Shannon: In many cases, all of it  for naught. What we try to do in our book is help people learn to think critically and rationally about autism even when they are in the midst of this whirlwind of new information. So many parents are so distraught when they learn their child is diagnosed with autism. We want to help them through that. And we want to let them know that even though the media tends to perceive people with autism and special needs like this lightning bolt of ‘bad luck,’ people with special needs are part of our community. They’ve always been here. This is just another way of being. These people need more understanding. Yes! They need more support. Yes! But that doesn’t make them “other” or “less than.” These are families that need compassion and understanding, but not pity. We want to help people get past fear, myths and negative stereotypes.

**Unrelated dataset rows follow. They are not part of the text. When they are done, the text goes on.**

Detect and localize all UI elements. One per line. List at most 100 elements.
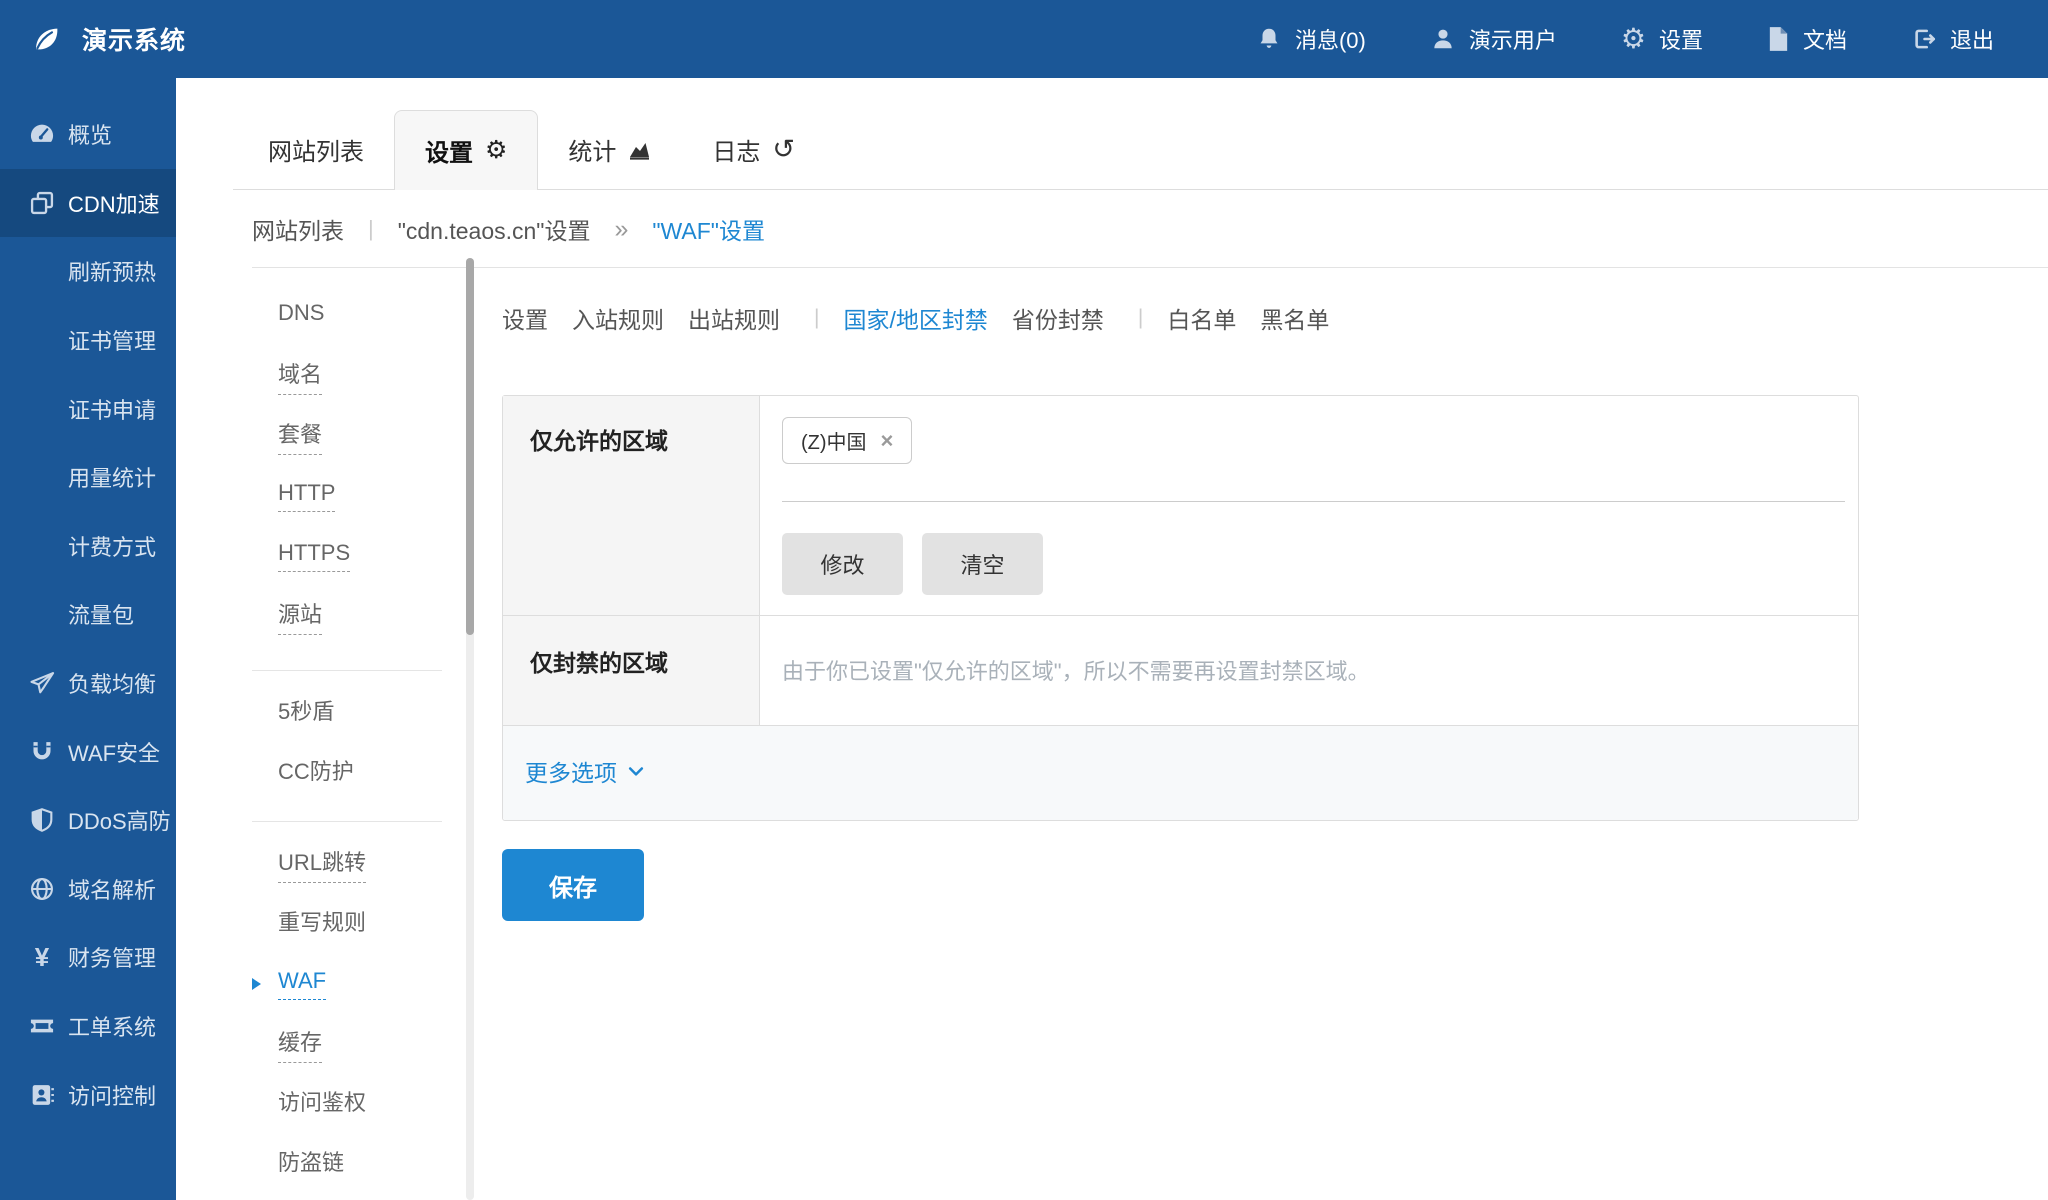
waf-tab-province-block[interactable]: 省份封禁 bbox=[1012, 301, 1104, 335]
subnav-item-origin[interactable]: 源站 bbox=[176, 586, 466, 646]
sidebar-label: 刷新预热 bbox=[68, 260, 157, 286]
sidebar-item-cdn[interactable]: CDN加速 bbox=[0, 168, 176, 238]
waf-tab-settings[interactable]: 设置 bbox=[502, 301, 548, 335]
sidebar-item-dns-resolve[interactable]: 域名解析 bbox=[0, 855, 176, 924]
region-block-form: 仅允许的区域 (Z)中国 × 修改 清空 仅封禁的区域 由于你已设置"仅允许的区… bbox=[502, 395, 1859, 821]
chevron-down-icon bbox=[626, 761, 646, 781]
sidebar-item-cert-apply[interactable]: 证书申请 bbox=[0, 374, 176, 443]
subnav-item-url-redirect[interactable]: URL跳转 bbox=[176, 834, 466, 894]
subnav-label: 源站 bbox=[278, 597, 323, 635]
subnav-item-5s-shield[interactable]: 5秒盾 bbox=[176, 683, 466, 743]
subnav-label: HTTP bbox=[278, 480, 336, 512]
region-tag-china[interactable]: (Z)中国 × bbox=[782, 417, 913, 464]
sidebar-item-finance[interactable]: ¥ 财务管理 bbox=[0, 923, 176, 992]
bell-icon bbox=[1256, 26, 1282, 52]
tab-logs[interactable]: 日志 ↺ bbox=[682, 110, 825, 189]
subnav-scrollbar-track[interactable] bbox=[466, 258, 474, 1200]
topbar-menu: 消息(0) 演示用户 ⚙ 设置 文档 退出 bbox=[1256, 23, 2048, 55]
subnav-item-waf[interactable]: WAF bbox=[176, 954, 466, 1014]
tab-site-list[interactable]: 网站列表 bbox=[238, 110, 394, 189]
sidebar-item-traffic-pack[interactable]: 流量包 bbox=[0, 580, 176, 649]
user-label: 演示用户 bbox=[1468, 28, 1557, 53]
waf-tab-whitelist[interactable]: 白名单 bbox=[1167, 301, 1236, 335]
waf-tab-separator: | bbox=[814, 306, 820, 329]
subnav-item-access-auth[interactable]: 访问鉴权 bbox=[176, 1074, 466, 1134]
sidebar-item-cert-manage[interactable]: 证书管理 bbox=[0, 306, 176, 375]
clear-button[interactable]: 清空 bbox=[922, 533, 1043, 595]
sidebar-item-load-balancer[interactable]: 负载均衡 bbox=[0, 649, 176, 718]
more-options-link[interactable]: 更多选项 bbox=[525, 754, 646, 788]
subnav-label: 套餐 bbox=[278, 417, 323, 455]
sidebar-item-waf-security[interactable]: WAF安全 bbox=[0, 717, 176, 786]
sidebar-label: DDoS高防 bbox=[68, 809, 171, 835]
subnav-label: 域名 bbox=[278, 357, 323, 395]
subnav-label: 防盗链 bbox=[278, 1150, 345, 1175]
sidebar-item-ddos[interactable]: DDoS高防 bbox=[0, 786, 176, 855]
waf-tab-blacklist[interactable]: 黑名单 bbox=[1260, 301, 1329, 335]
site-tabbar: 网站列表 设置 ⚙ 统计 日志 ↺ bbox=[233, 78, 2048, 190]
ticket-icon bbox=[27, 1012, 57, 1040]
sidebar-item-overview[interactable]: 概览 bbox=[0, 100, 176, 169]
sidebar-label: 证书管理 bbox=[68, 329, 157, 355]
subnav-item-hotlink-protect[interactable]: 防盗链 bbox=[176, 1134, 466, 1194]
waf-tab-inbound-rules[interactable]: 入站规则 bbox=[572, 301, 664, 335]
breadcrumb-site-settings[interactable]: "cdn.teaos.cn"设置 bbox=[398, 212, 591, 246]
document-icon bbox=[1767, 26, 1790, 52]
subnav-item-rewrite-rules[interactable]: 重写规则 bbox=[176, 894, 466, 954]
sidebar-item-refresh-preheat[interactable]: 刷新预热 bbox=[0, 237, 176, 306]
sidebar-item-access-control[interactable]: 访问控制 bbox=[0, 1060, 176, 1129]
remove-tag-icon[interactable]: × bbox=[881, 429, 894, 452]
settings-body: DNS 域名 套餐 HTTP HTTPS 源站 5秒盾 CC防护 URL跳转 重… bbox=[176, 258, 2048, 1200]
subnav-item-dns[interactable]: DNS bbox=[176, 286, 466, 346]
subnav-item-https[interactable]: HTTPS bbox=[176, 526, 466, 586]
sidebar-item-billing[interactable]: 计费方式 bbox=[0, 512, 176, 581]
magnet-icon bbox=[27, 738, 57, 766]
logout-icon bbox=[1911, 26, 1937, 52]
messages-label: 消息(0) bbox=[1294, 28, 1366, 53]
subnav-divider bbox=[252, 670, 442, 671]
waf-panel: 设置 入站规则 出站规则 | 国家/地区封禁 省份封禁 | 白名单 黑名单 仅允… bbox=[474, 268, 2048, 1200]
sidebar-label: 计费方式 bbox=[68, 534, 157, 560]
docs-menu-item[interactable]: 文档 bbox=[1767, 23, 1847, 55]
sidebar-label: WAF安全 bbox=[68, 740, 161, 766]
tab-settings[interactable]: 设置 ⚙ bbox=[394, 110, 539, 190]
main-content: 网站列表 设置 ⚙ 统计 日志 ↺ 网站列表 | "cdn.teaos.cn"设… bbox=[176, 78, 2048, 1200]
waf-tab-separator: | bbox=[1137, 306, 1144, 329]
subnav-label: 重写规则 bbox=[278, 910, 367, 935]
breadcrumb-site-list[interactable]: 网站列表 bbox=[252, 212, 344, 246]
save-button[interactable]: 保存 bbox=[502, 849, 644, 921]
subnav-item-plan[interactable]: 套餐 bbox=[176, 406, 466, 466]
region-input-underline[interactable] bbox=[782, 501, 1845, 502]
messages-menu-item[interactable]: 消息(0) bbox=[1256, 23, 1366, 55]
sidebar-label: 域名解析 bbox=[68, 877, 157, 903]
chart-icon bbox=[628, 139, 652, 161]
allowed-region-tags: (Z)中国 × bbox=[782, 417, 1845, 464]
modify-button[interactable]: 修改 bbox=[782, 533, 903, 595]
breadcrumb-arrow: » bbox=[614, 214, 629, 243]
subnav-item-cc-protect[interactable]: CC防护 bbox=[176, 743, 466, 803]
shield-icon bbox=[27, 806, 57, 834]
sidebar-item-usage-stats[interactable]: 用量统计 bbox=[0, 443, 176, 512]
sidebar-item-tickets[interactable]: 工单系统 bbox=[0, 992, 176, 1061]
tab-statistics[interactable]: 统计 bbox=[538, 110, 682, 189]
subnav-scrollbar-thumb[interactable] bbox=[466, 258, 474, 635]
waf-tab-outbound-rules[interactable]: 出站规则 bbox=[688, 301, 780, 335]
region-tag-label: (Z)中国 bbox=[801, 432, 867, 454]
subnav-label: 缓存 bbox=[278, 1025, 323, 1063]
subnav-item-domain[interactable]: 域名 bbox=[176, 346, 466, 406]
sidebar-label: 工单系统 bbox=[68, 1015, 157, 1041]
brand[interactable]: 演示系统 bbox=[0, 21, 186, 57]
breadcrumb-separator: | bbox=[368, 216, 374, 241]
subnav-label: WAF bbox=[278, 968, 327, 1000]
subnav-item-http[interactable]: HTTP bbox=[176, 466, 466, 526]
waf-tab-country-block[interactable]: 国家/地区封禁 bbox=[843, 301, 987, 335]
sidebar-label: 负载均衡 bbox=[68, 672, 157, 698]
subnav-item-cache[interactable]: 缓存 bbox=[176, 1014, 466, 1074]
logout-label: 退出 bbox=[1949, 28, 1994, 53]
subnav-label: DNS bbox=[278, 300, 325, 325]
logout-menu-item[interactable]: 退出 bbox=[1911, 23, 1994, 55]
user-menu-item[interactable]: 演示用户 bbox=[1430, 23, 1557, 55]
breadcrumb-waf-settings[interactable]: "WAF"设置 bbox=[652, 212, 765, 246]
settings-menu-item[interactable]: ⚙ 设置 bbox=[1621, 23, 1703, 55]
sidebar-label: 财务管理 bbox=[68, 946, 157, 972]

Annie: I just want to say, as a writer myself, that I’m a very critical reader. And in addition to the excellent information you’ve provided in The Thinking Person’s Guide to Autism, it is a wonderfully written book. It’s very readable and the tone is very reassuring. And if your goal was to share the voices of real people talking about autism with the authority of their personal experience, you have exceeded that goal. I hope you’re very proud of what you’ve accomplished. I also hope that the millions of people whose lives are touched by autism (that includes family, friends and educators) will buy your book. It’s a gift to all of us who consider ourselves to be thinking people.

Shannon: Thank you!

Annie: Thank you so much for spending time with me today and for writing this guide. I’ve learned a lot and I will continue to dip into it because I need to learn more. People often come to me with questions about autism and now I have an excellent resource to offer them. One that offers understanding and support for them and their child rather than treating their child as a ‘problem’ that needs to be ‘fixed.’

Shannon: There’s a big difference between supporting and fixing!

Annie: Agreed. And that very helpful and positive perspective comes through loud and clear in your book!